Wednesday, February 23, 2011

Shooting in the Wild: An Insider's Account of Making Movies in the Animal Kingdom by Chris Palmer

Bonnie and I are devoted fans of PBS Nature, and in the past we have watched National Geographic Specials, Audubon Television Specials, and anything with the BBC's David Attenborough. I remember as a kid watching Wild Kingdom with zookeeper Marlon Perkins, which at the time fit well with Tarzan and Jungle Jim on Saturday afternoons. Like many people, we are fascinated by the images of animals in their natural habitats and appreciate the patience and dedication of nature filmmakers. And we sometimes wonder how they got their shots.

How the filmmakers get their incredible shots and whether they act honestly and ethically in doing so is the subject of Shooting in the Wild: An Insider's Account of Making Movies in the Animal Kingdom by Chris Palmer. The author has been in the nature film business since the 1970s, working for the National Audubon Society (he produced several of their most hotly-debated films), Disney, Animal Planet, TBS, PBS, and IMAX. He's been in the field and in the production studios and knows intimately how the films are made, and he has some regrets, for over time he's learned firsthand how lusting for the shot leads filmmakers to dishonesty.

Here are some of the problems that Palmer sees:

  • Getting too close to their subjects, causing animals to alter their behaviors and sometimes endangering both animals and production crews.
  • Baiting animals to get them to appear for the cameras.
  • Putting rival animals into enclosures to force confrontations.
  • Using trained animals as stand-ins for wild animals.
  • Editing and narrating films to make animals seem human-like.
  • Sequencing films to tell unnatural animal stories.
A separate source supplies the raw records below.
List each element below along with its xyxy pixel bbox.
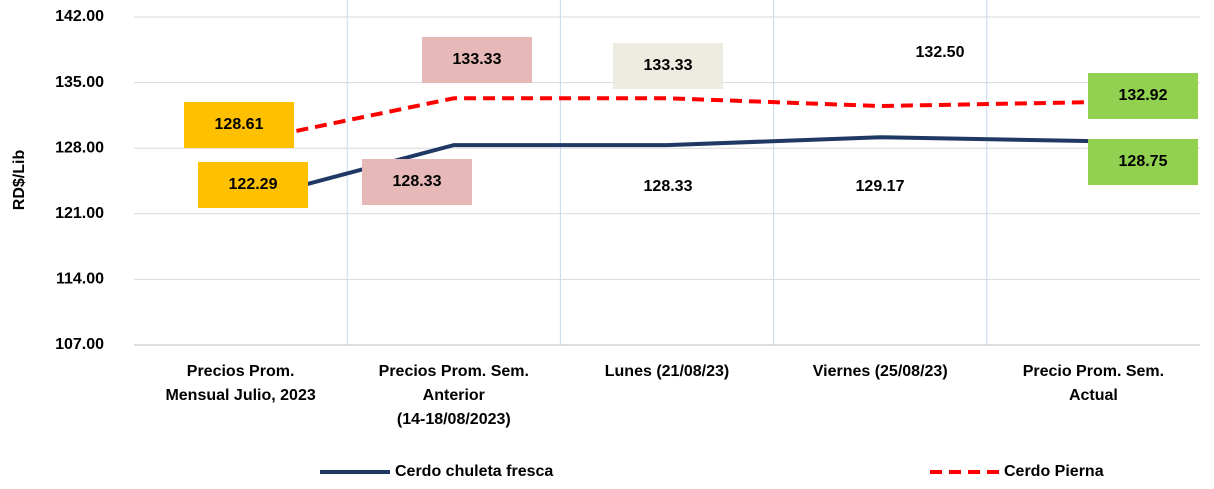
label-box (198, 162, 308, 208)
data-label: 128.75 (1119, 153, 1168, 170)
label-box (184, 102, 294, 148)
series-line (240, 96, 1094, 145)
label-box (362, 159, 472, 205)
data-label: 132.92 (1119, 87, 1168, 104)
x-tick-label: Precios Prom. Mensual Julio, 2023 (165, 363, 316, 404)
y-tick-label: 128.00 (55, 139, 104, 156)
legend-label: Cerdo Pierna (1004, 463, 1104, 480)
data-label: 128.33 (393, 173, 442, 190)
y-tick-label: 107.00 (55, 336, 104, 353)
y-axis-label: RD$/Lib (11, 150, 28, 211)
y-tick-label: 142.00 (55, 8, 104, 25)
data-label: 132.50 (916, 44, 965, 61)
data-label: 128.61 (215, 116, 264, 133)
data-label: 133.33 (453, 51, 502, 68)
x-tick-label: Precio Prom. Sem. Actual (1022, 363, 1165, 404)
y-tick-label: 114.00 (56, 271, 104, 288)
legend-label: Cerdo chuleta fresca (395, 463, 553, 480)
label-box (1088, 139, 1198, 185)
data-label: 122.29 (229, 176, 278, 193)
label-box (422, 37, 532, 83)
x-tick-label: Lunes (21/08/23) (604, 363, 730, 380)
x-tick-label: Precios Prom. Sem. Anterior (14-18/08/20… (378, 363, 529, 428)
y-tick-label: 121.00 (55, 205, 104, 222)
label-box (1088, 73, 1198, 119)
data-label: 133.33 (644, 57, 693, 74)
data-label: 128.33 (644, 178, 693, 195)
x-tick-label: Viernes (25/08/23) (812, 363, 948, 380)
y-tick-label: 135.00 (55, 74, 104, 91)
data-label: 129.17 (856, 178, 905, 195)
label-box (613, 43, 723, 89)
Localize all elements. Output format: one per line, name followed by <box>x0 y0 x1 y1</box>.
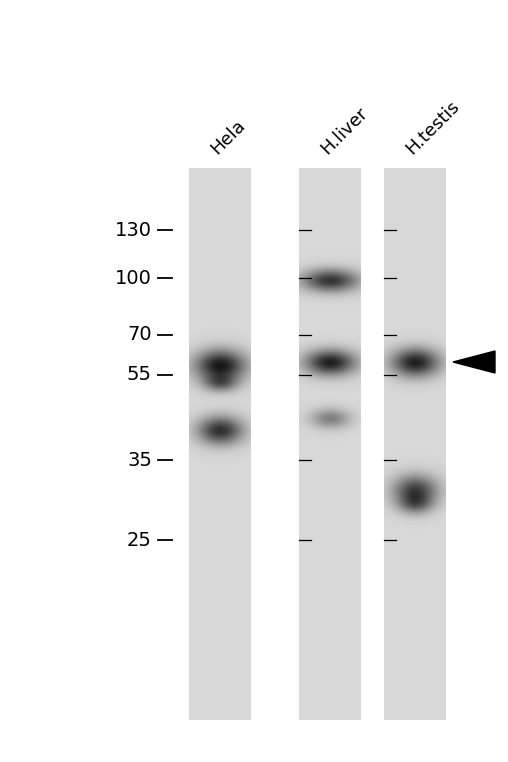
Text: Hela: Hela <box>207 117 249 158</box>
Text: 130: 130 <box>115 220 152 239</box>
Text: H.testis: H.testis <box>402 98 463 158</box>
Text: 70: 70 <box>128 325 152 344</box>
Text: 100: 100 <box>115 268 152 287</box>
Polygon shape <box>453 351 495 373</box>
Text: 55: 55 <box>127 366 152 385</box>
Text: H.liver: H.liver <box>318 104 371 158</box>
Text: 35: 35 <box>127 450 152 469</box>
Text: 25: 25 <box>127 530 152 549</box>
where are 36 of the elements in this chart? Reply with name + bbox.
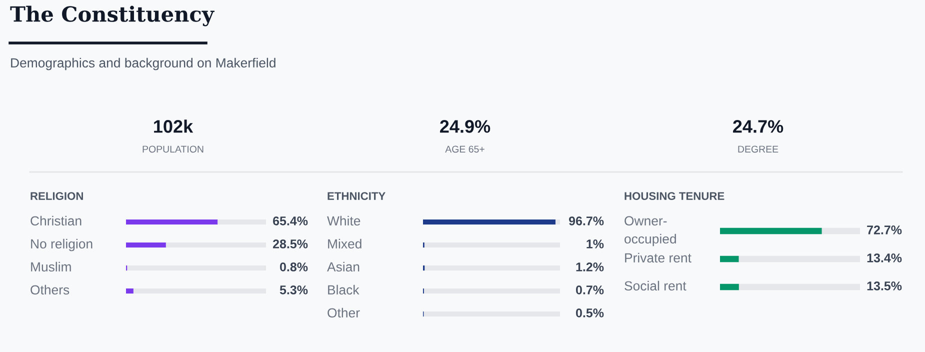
y-tick-label: White <box>327 216 360 226</box>
y-tick-label: Social rent <box>624 280 686 291</box>
data-label: 0.8% <box>280 262 308 272</box>
text: AGE 65+ <box>445 146 484 153</box>
data-label: 1.2% <box>576 262 604 272</box>
text: 24.9% <box>440 120 490 133</box>
chart-title: ETHNICITY <box>328 192 386 200</box>
data-label: 5.3% <box>280 286 308 294</box>
data-label: 72.7% <box>867 226 902 234</box>
data-label: 0.5% <box>576 308 604 318</box>
text: 102k <box>154 120 194 133</box>
y-tick-label: Owner-occupied <box>624 216 676 246</box>
bar <box>126 288 134 294</box>
y-tick-label: No religion <box>31 238 92 252</box>
data-label: 96.7% <box>568 216 604 226</box>
y-tick-label: Asian <box>327 262 360 272</box>
text: The Constituency <box>10 6 215 26</box>
text: Demographics and background on Makerfield <box>11 58 276 70</box>
y-tick-label: Other <box>328 308 360 318</box>
y-tick-label: Muslim <box>31 262 71 272</box>
chart-title: RELIGION <box>30 192 83 200</box>
data-label: 13.5% <box>867 282 902 290</box>
data-label: 65.4% <box>273 216 308 226</box>
data-label: 28.5% <box>272 240 308 248</box>
text: POPULATION <box>142 146 204 153</box>
y-tick-label: Mixed <box>328 238 362 249</box>
data-label: 1% <box>586 240 604 248</box>
y-tick-label: Others <box>30 284 70 295</box>
text: 24.7% <box>733 120 784 133</box>
y-tick-label: Black <box>328 284 360 295</box>
y-tick-label: Christian <box>30 216 82 226</box>
data-label: 0.7% <box>576 286 604 294</box>
text: DEGREE <box>738 146 778 153</box>
chart-title: HOUSING TENURE <box>624 192 724 200</box>
y-tick-label: Private rent <box>625 252 692 263</box>
data-label: 13.4% <box>867 254 902 262</box>
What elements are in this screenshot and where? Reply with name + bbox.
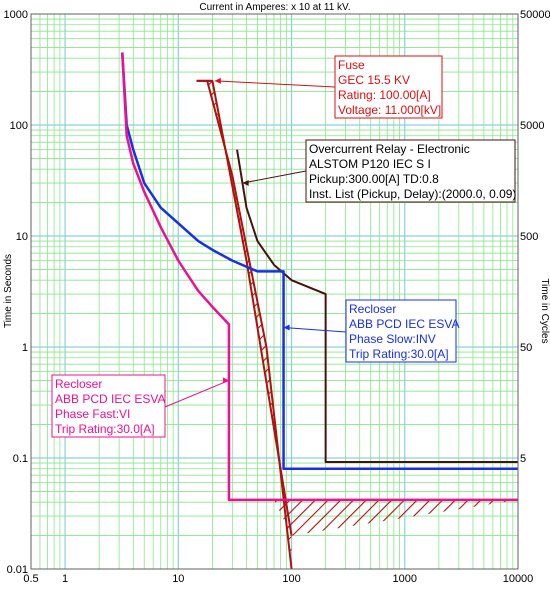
chart-title: Current in Amperes: x 10 at 11 kV. [199,2,350,13]
annotation-line: Overcurrent Relay - Electronic [309,142,470,156]
fuse-lower-hatch [274,499,518,536]
y2-tick-label: 50 [520,342,532,354]
y-tick-label: 0.1 [13,453,28,465]
slow_box-frame [345,299,457,363]
hatch-regions [196,80,518,569]
relay_box-arrowhead [242,180,249,187]
annotation-arrows [164,77,347,408]
plot-frame [30,13,519,570]
annotation-line: Recloser [55,377,102,391]
fuse_box-arrow [214,80,336,88]
y-tick-label: 1 [22,342,28,354]
annotation-line: Rating: 100.00[A] [338,88,431,102]
slow_box-arrow [283,326,347,333]
fast_box-arrow [164,379,230,408]
x-tick-label: 1 [62,573,68,585]
y-tick-label: 1000 [4,9,28,21]
slow_box-arrowhead [283,324,290,331]
annotation-line: GEC 15.5 KV [338,73,410,87]
fast_box-frame [51,374,166,438]
tick-labels: 0.5 1 10 100 1000 10000 0.01 0.1 1 10 100 1000 5 50 50… [4,9,550,585]
annotation-line: Recloser [349,302,396,316]
annotation-line: Phase Fast:VI [55,407,130,421]
x-tick-label: 1000 [393,573,417,585]
y2-tick-label: 5 [520,453,526,465]
annotation-line: Voltage: 11.000[kV] [338,103,441,117]
grid [31,14,518,569]
y2-tick-label: 5000 [520,120,544,132]
annotation-line: Phase Slow:INV [349,332,436,346]
y-tick-label: 0.01 [7,564,28,576]
series-recloser_slow [121,52,518,471]
annotation-line: ABB PCD IEC ESVA [55,392,165,406]
relay_box-frame [305,139,516,203]
fast_box-arrowhead [222,377,229,384]
relay_box-arrow [242,170,307,184]
y2-axis-label: Time in Cycles [539,278,550,343]
y-tick-label: 100 [10,120,28,132]
annotation-line: Inst. List (Pickup, Delay):(2000.0, 0.09… [309,187,516,201]
fuse_box-arrowhead [214,77,221,84]
y2-tick-label: 50000 [520,9,550,21]
annotation-line: Pickup:300.00[A] TD:0.8 [309,172,439,186]
annotation-line: Trip Rating:30.0[A] [349,347,449,361]
x-tick-label: 0.5 [23,573,38,585]
annotation-line: Fuse [338,58,365,72]
y2-tick-label: 500 [520,231,538,243]
series-fuse_right [206,80,293,570]
x-tick-label: 10 [172,573,184,585]
x-tick-label: 10000 [503,573,534,585]
y-axis-label: Time in Seconds [3,254,14,328]
series-recloser_fast [121,52,518,502]
y-tick-label: 10 [16,231,28,243]
x-tick-label: 100 [282,573,300,585]
series [121,52,518,570]
annotation-line: ABB PCD IEC ESVA [349,317,459,331]
annotation-line: ALSTOM P120 IEC S I [309,157,431,171]
fuse_box-frame [334,55,443,119]
annotation-line: Trip Rating:30.0[A] [55,422,155,436]
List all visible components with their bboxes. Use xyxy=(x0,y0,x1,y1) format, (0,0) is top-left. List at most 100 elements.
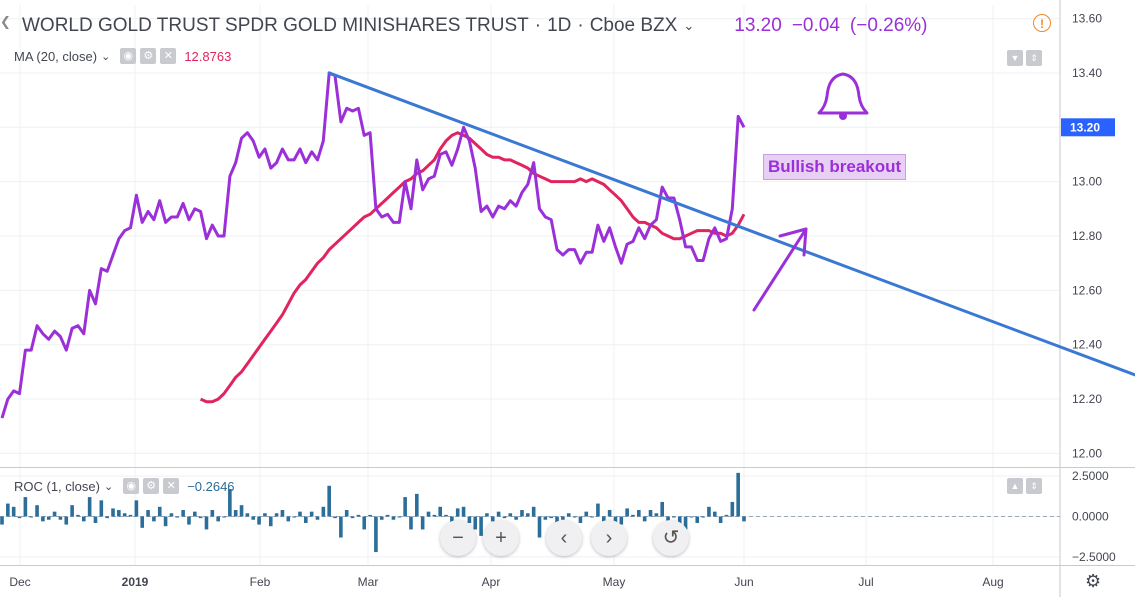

These have always been problems, as the history of the wildlife film goes back to the works of Martin and Osa Johnson, which featured killing dangerous animals baited to attack the safari-loving couple. Palmer indicates that through the decades of the twentieth century the ethics of nature filming was debated and the industry had become generally more trustworthy, until the proliferation of cable networks began clamoring for exciting, low-budget nature entertainment. He points specifically at the Discovery Channel, Animal Planet, and even National Geographic for producing action-packed programs that mistreat and misrepresent animals.

Palmer believes there is room to debate some issues, particularly merging shots from several wildlife observations to tell a clear, true-to-life story. Also, he argues that showing captive animals nesting is often better than risking disturbing the nests of wild animals who might subsequently fail to raise their young.

Shooting in the Wild is an engaging book by a filmmaker with a strong point of view about the impact of his industry on wildlife conservation. It should interest many animal lovers. More libraries should add it to their collections.

Palmer, Chris. Shooting in the Wild: An Insider's Account of Making Movies in the Animal Kingdom. Sierra Club Books, 2010. ISBN 9781578051489.


Anonymous said...

I wouldn't mind some of his ideas--if the filmmakers made it clear that is what they are doing. So if the program started with a disclaimer like "some shots are composites" or "to avoid disturbing nests in the wild . . ." But leading the viewer to believe that everything they see is "nature in the wild, undisturbed by the filmmaker" is a disservice.

ricklibrarian said...

That's pretty much Palmer's position. He praises the latest big BBC series for having postscripted "How we got the shot" briefs. But I noticed that Discovery and PBS usually don't show them.